PS I just got the book. Also, I just discovered another book "Ignore Everybody and 39 other keys to creativity" by High Macleod. Check it out.

Unknown June 25, 2009 at 9:10 AM  

Brad, thanks for telling me about High's book. On his blog he has an excerpt of maybe ten chapters. Fun, practical stuff. I'll wait for the paperback.

Bob Robinson June 26, 2009 at 4:12 PM  

It sure makes me think about what Kinkade is attempting to do, and why so many are buying his paintings. Perhaps its because we have a warped understanding of "heaven on earth," and understanding that makes heaven a different, secluded place where individuals find their bliss, protected from the evils of God's good creation.

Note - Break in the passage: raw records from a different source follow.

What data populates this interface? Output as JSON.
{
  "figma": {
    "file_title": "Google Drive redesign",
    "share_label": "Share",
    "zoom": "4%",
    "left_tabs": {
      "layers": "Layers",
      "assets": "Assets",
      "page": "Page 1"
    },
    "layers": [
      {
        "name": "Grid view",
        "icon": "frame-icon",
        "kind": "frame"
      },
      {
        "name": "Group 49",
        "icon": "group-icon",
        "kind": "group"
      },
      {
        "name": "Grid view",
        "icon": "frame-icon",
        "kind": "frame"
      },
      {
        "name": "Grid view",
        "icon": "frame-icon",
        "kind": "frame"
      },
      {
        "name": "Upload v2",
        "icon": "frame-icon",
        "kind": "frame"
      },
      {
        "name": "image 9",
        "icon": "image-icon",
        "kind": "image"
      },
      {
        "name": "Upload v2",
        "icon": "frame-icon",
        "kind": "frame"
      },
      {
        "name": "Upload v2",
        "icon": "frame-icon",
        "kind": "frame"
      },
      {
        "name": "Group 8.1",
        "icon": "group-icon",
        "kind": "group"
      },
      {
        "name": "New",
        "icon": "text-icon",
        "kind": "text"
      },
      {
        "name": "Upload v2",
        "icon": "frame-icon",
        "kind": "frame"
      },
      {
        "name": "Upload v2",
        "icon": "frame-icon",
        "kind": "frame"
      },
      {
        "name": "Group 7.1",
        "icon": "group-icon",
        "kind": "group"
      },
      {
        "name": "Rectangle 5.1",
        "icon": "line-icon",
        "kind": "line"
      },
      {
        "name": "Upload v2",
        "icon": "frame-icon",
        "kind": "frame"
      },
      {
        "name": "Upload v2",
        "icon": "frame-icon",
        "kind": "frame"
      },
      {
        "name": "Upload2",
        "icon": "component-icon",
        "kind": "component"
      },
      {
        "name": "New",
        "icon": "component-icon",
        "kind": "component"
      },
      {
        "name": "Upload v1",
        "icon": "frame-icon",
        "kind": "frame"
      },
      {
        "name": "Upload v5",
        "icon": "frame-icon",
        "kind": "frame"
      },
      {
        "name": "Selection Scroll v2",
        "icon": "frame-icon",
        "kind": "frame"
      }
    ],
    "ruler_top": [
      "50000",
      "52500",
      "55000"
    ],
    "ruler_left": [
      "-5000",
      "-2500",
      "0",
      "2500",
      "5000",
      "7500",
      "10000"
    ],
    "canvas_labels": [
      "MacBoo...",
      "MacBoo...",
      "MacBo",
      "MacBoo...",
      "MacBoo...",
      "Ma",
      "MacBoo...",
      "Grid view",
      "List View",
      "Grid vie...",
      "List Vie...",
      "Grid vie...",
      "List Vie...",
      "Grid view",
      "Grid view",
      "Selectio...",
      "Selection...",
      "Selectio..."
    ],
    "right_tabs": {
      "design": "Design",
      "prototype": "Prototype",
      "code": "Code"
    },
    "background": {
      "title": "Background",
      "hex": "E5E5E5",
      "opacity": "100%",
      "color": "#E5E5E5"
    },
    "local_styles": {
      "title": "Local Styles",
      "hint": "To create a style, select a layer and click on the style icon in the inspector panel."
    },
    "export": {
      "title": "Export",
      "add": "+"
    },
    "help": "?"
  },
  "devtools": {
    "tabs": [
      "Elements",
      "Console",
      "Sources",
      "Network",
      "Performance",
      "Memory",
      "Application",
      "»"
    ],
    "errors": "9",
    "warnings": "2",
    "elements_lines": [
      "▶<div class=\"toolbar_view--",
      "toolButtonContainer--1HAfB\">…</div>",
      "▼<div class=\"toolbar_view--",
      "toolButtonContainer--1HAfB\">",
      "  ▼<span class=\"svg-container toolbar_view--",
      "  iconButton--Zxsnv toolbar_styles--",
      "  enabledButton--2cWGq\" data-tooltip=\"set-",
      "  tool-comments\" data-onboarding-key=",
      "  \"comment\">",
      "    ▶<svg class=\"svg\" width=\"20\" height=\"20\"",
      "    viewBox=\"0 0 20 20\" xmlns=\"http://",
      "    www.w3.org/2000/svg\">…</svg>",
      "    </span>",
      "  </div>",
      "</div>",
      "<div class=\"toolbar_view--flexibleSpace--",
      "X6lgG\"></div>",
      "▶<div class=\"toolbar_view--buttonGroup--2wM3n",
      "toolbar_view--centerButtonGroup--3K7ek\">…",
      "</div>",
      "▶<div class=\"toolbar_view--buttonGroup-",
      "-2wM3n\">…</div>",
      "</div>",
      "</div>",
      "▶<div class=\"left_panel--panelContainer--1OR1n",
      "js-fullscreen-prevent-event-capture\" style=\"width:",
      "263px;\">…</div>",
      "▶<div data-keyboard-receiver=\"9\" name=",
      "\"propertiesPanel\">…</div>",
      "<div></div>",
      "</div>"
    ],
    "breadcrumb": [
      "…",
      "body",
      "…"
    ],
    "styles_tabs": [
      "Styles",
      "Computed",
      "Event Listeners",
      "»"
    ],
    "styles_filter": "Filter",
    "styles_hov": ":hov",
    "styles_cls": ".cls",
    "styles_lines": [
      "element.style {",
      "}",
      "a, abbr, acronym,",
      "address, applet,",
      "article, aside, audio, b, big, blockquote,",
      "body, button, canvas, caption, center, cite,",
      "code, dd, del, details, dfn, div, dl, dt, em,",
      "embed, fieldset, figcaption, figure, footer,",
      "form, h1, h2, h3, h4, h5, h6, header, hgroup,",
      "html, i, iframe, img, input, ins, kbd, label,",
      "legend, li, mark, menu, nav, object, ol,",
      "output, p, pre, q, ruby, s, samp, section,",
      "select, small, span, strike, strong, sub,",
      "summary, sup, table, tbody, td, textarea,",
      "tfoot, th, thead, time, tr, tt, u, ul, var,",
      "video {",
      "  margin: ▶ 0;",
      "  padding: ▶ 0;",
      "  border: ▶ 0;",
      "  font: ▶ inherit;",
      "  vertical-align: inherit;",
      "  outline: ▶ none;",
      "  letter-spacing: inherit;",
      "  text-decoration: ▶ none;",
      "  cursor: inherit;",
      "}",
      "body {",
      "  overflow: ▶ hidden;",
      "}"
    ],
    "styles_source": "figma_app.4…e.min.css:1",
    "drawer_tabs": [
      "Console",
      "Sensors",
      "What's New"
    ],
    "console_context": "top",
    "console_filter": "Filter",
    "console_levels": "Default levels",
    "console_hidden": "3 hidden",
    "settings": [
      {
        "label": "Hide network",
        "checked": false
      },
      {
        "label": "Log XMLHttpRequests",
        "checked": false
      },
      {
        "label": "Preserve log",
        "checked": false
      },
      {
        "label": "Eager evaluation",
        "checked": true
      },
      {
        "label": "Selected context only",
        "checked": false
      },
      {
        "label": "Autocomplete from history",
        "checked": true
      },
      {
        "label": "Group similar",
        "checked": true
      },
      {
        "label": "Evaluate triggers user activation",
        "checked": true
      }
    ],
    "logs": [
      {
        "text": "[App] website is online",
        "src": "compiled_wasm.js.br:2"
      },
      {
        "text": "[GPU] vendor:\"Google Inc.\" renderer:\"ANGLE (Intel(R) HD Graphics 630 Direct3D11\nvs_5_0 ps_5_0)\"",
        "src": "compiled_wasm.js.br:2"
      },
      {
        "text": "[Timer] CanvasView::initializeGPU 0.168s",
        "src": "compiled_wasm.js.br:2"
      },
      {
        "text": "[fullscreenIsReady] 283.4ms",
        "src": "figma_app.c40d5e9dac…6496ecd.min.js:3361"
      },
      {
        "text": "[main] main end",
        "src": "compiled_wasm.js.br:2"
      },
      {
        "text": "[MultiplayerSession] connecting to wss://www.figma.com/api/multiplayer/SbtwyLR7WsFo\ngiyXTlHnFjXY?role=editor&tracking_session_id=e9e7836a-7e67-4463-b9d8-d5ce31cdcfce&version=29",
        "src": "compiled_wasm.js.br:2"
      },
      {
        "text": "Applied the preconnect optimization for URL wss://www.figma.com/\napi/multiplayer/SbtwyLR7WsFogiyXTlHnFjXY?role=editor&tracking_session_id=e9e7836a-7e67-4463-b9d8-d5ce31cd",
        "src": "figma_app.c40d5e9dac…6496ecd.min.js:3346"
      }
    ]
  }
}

Unknown June 26, 2009 at 5:00 PM  

Interesting thought, Bob. I see your quotation marks around "evil." This sort of picture excludes movies, cities, cars and plenty of other products resulting from our call to cultivate God's good creation.

Maybe if all of us lived in those secluded cottages, we'd paint pictures of movies and cities and cars and...

Red Letter Believers June 9, 2010 at 4:57 AM  

I think what bothers us is when an "artist" gets popular...then he/she has "sold out"

Karyn June 9, 2010 at 7:48 AM  

Wow! I really love the original paintings of Thomas Kincade! I have never been a fan of the painter of light ones because they seemed to overdone and fake. That article was really enlightening and thought provoking about how maintaining genuineness is better than selling out. Thanks for the reminder Sam.

Unknown June 9, 2010 at 8:18 AM  

RLB and Karyn, thanks for stopping by. I think selling out bothers us because it's a point at which one of two things happen. Either the artist finds a formula that works and locks into it. The formula may be genuinely his or hers but subsequently it becomes the only formula used at the expense of all other expressions of talent.

Or, the agents working with that artist (marketers especially) lock the artist into the formula that works, not allowing him or her to express talent in other ways. (These "other ways" may present too great a financial risk to everyone involved.)

Whether the artist settles with the formula or the marketers do, we don't like it.

Hmm. I wonder if this is why we often buy memoirs and biographies of pop culture "sell outs," and why we tune into scandals that involve them. It makes them three-dimensional again.

Unknown June 17, 2010 at 8:37 AM  

I just realized this morning - nearly a year late - that it's "Kinkade" with two k's.

Sorry, Thomas. Just consider how many misspellings I get for "Van Eman."